For most of us in the market for a reasonably-priced car, the idea of shopping for one can seem stressful. The cars are overpriced, the salesmen are too pushy, and nobody likes spending their day hopping from dealership to dealership.
Whether you plan to lease, finance or buy your car outright, these three tips can be applicable in every instance.
1. Avoid Buying New
Buying a new car might sound appealing. The latest technology, the clean smell, and the single-digit on the odometer make buying a new car all that more attractive. That being said, a new car is typically not a good financial decision. Most cars depreciate as much as 25% within weeks of driving it off the dealer's lot. It typically makes more financial sense to buy or lease a car that has a few miles on the odometer. Even a car that's just one year old with 10,000 miles can save you upwards of $5,000!
Reputable dealerships that sell used cars put them through rigorous testing and inspections to meet high standards set by the manufacturer. These "pre-owned" cars still come with the manufacturer’s warranty so you know you'll be covered if anything goes wrong.
2. Avoid Trading-In
Most people choose to trade-in their car simply due to the convenience factor. They don't want to spend the time and trouble of seeking out a buyer for their existing car. If you wish to get the most money out of your old car, try selling the car yourself.

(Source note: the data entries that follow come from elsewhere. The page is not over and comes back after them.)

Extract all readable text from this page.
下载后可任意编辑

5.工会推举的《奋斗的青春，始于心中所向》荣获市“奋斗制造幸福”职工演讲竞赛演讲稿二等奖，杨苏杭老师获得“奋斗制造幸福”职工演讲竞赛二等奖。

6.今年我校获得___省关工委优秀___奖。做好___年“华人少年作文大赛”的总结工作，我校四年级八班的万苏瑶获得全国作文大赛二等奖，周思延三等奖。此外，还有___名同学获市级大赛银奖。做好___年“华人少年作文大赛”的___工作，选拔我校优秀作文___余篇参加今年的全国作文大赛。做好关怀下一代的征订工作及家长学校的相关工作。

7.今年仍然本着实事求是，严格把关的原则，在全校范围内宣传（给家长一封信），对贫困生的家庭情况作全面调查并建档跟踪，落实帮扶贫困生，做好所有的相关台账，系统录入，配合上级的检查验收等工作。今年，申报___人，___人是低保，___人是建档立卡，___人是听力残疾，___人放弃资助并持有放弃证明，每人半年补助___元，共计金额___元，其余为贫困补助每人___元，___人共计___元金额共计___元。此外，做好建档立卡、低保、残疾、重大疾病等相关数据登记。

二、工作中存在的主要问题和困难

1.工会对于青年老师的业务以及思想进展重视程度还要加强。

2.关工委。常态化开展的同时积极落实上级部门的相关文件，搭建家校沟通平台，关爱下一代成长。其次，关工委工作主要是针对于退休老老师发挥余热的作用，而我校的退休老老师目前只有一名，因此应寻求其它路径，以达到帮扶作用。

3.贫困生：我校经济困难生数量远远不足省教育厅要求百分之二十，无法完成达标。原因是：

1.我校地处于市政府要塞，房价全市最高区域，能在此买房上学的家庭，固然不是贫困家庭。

Dealerships are businesses and as such their primary goal is to make money. They need to purchase your car from you at a "discount" to ensure there's room for them mark up the price and make a profit after they've spent their money on the initial purchase, repairing, cleaning and advertising your old vehicle. There are plenty of marketplaces that allow you to sell your vehicle quickly and safely. A private sale ensures that you get the most value out of your existing car.
Private sale marketplaces include AutoTrader, eBay, and Craigslist. Even if you do decide to take your old car to the dealership to get it appraised, we recommend checking your car's value with Kelly Blue Book first. KBB can help you estimate the market value of a car whether you are trading-in or selling privately.
3. Avoid Dealership Financing
We know you've heard radio or TV ads that scream "Instantly Approved" or "No Credit Checks!" While this may seem like an offer too good to pass up, consider steering clear of those financing options. Most of the time those offers will require a sizable down payment and that you agree to a high interest rate. An alternative can be to check out your bank's car loan rates or visit a peer-to-peer lending platform such as Lending Club.
Debt can sometimes be an inescapable part of life, but you don't have to bury yourself in it to buy a car. There are options available to you that help minimize the amount of debt you incur when buying a car.